Ideally what portion of one's income should be dedicated for savings? When it comes to saving, something is better than nothing, and more is better than less. That's not much help—but this simple guideline might be:

•    50% of your after-tax income goes to needs
•    20% goes to savings and debt repayment
•    30% is for wants

This streamlined budget guide, or Balanced Money Formula, comes from the book All Your Worth: The Ultimate Lifetime Money Plan, by Elizabeth Warren and Amelia Warren Tyagi. Yes, that Elizabeth Warren, the U. S. Senator from Massachusetts who was the driving force behind establishing the Consumer Financial Protection Bureau, Washington, D.C. Warren and Tyagi categorize the terms this way:

  • Needs are those expenses you must pay: housing, food, utilities, transportation costs, insurance.
  • Wants are flexible expenses: cable television, restaurant meals, concert tickets, crafts and hobbies, clothing beyond the basics.
  • Savings accounts for money left after you take care of wants and needs. It includes what you set aside for the future as well as any debt payments outside of a mortgage or car.

This is a good starting point, although in practice it's a better plan to pay yourself first. Automate your savings by setting up direct deposit of your paycheck and then have money automatically transferred from checking to savings. To set up direct deposit, talk to the staff in your company's Human Resources department. To set up automatic transfers, contact your credit union’s customer service. 

The authors say when your money is in balance, you always have enough to pay your bills, have some fun, and save for your goals. And once your money is in balance, you can stop worrying about it. Managing your money becomes automatic. 

If you're starting from zero, be realistic and don't expect to hit 20% savings with your next payday.
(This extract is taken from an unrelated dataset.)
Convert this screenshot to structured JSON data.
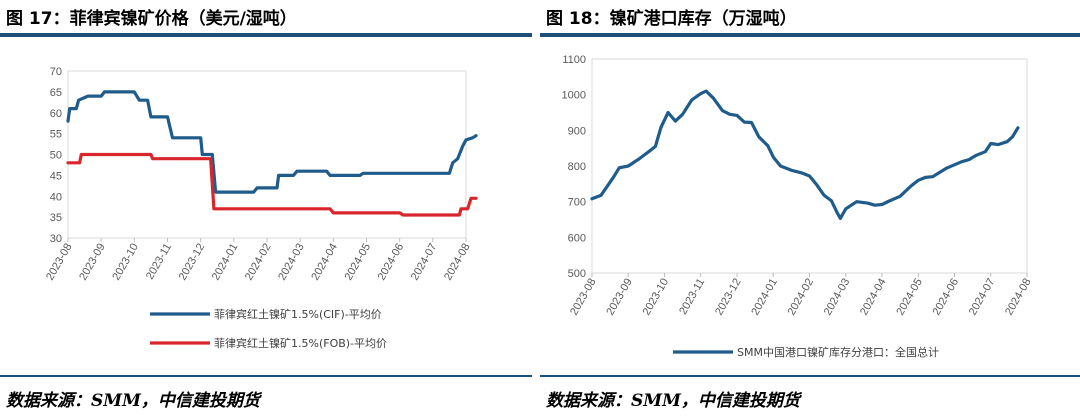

But make progress toward that goal and be consistent. You are striving for a money plan that is sustainable. Organize your savings around short-term, medium-term, and long-term goals. In the near future, for example, you might want to plan a family vacation. Within the next few years, you might want to build an emergency fund equal to three to eight months' living expenses. A long-term goal would be to create a solid retirement fund. If your company offers a 401(k) plan, max out your contributions, or at least meet the company match. Because you make this contribution before taxes are deducted, you won't be giving up so much of your take-home pay. Warren and other retirement advisers recommend putting 10% of take-home pay—half of the 20% savings slice—toward your retirement.

Once you decide how much to save, look for opportunities to find more money for your goals—put the money you get from a raise or a bonus, a tax refund, or profits from a garage sale into your savings. Knowing you have these funds safely stored away and growing in your credit union should bring you peace of mind and a certain sense of fulfillment.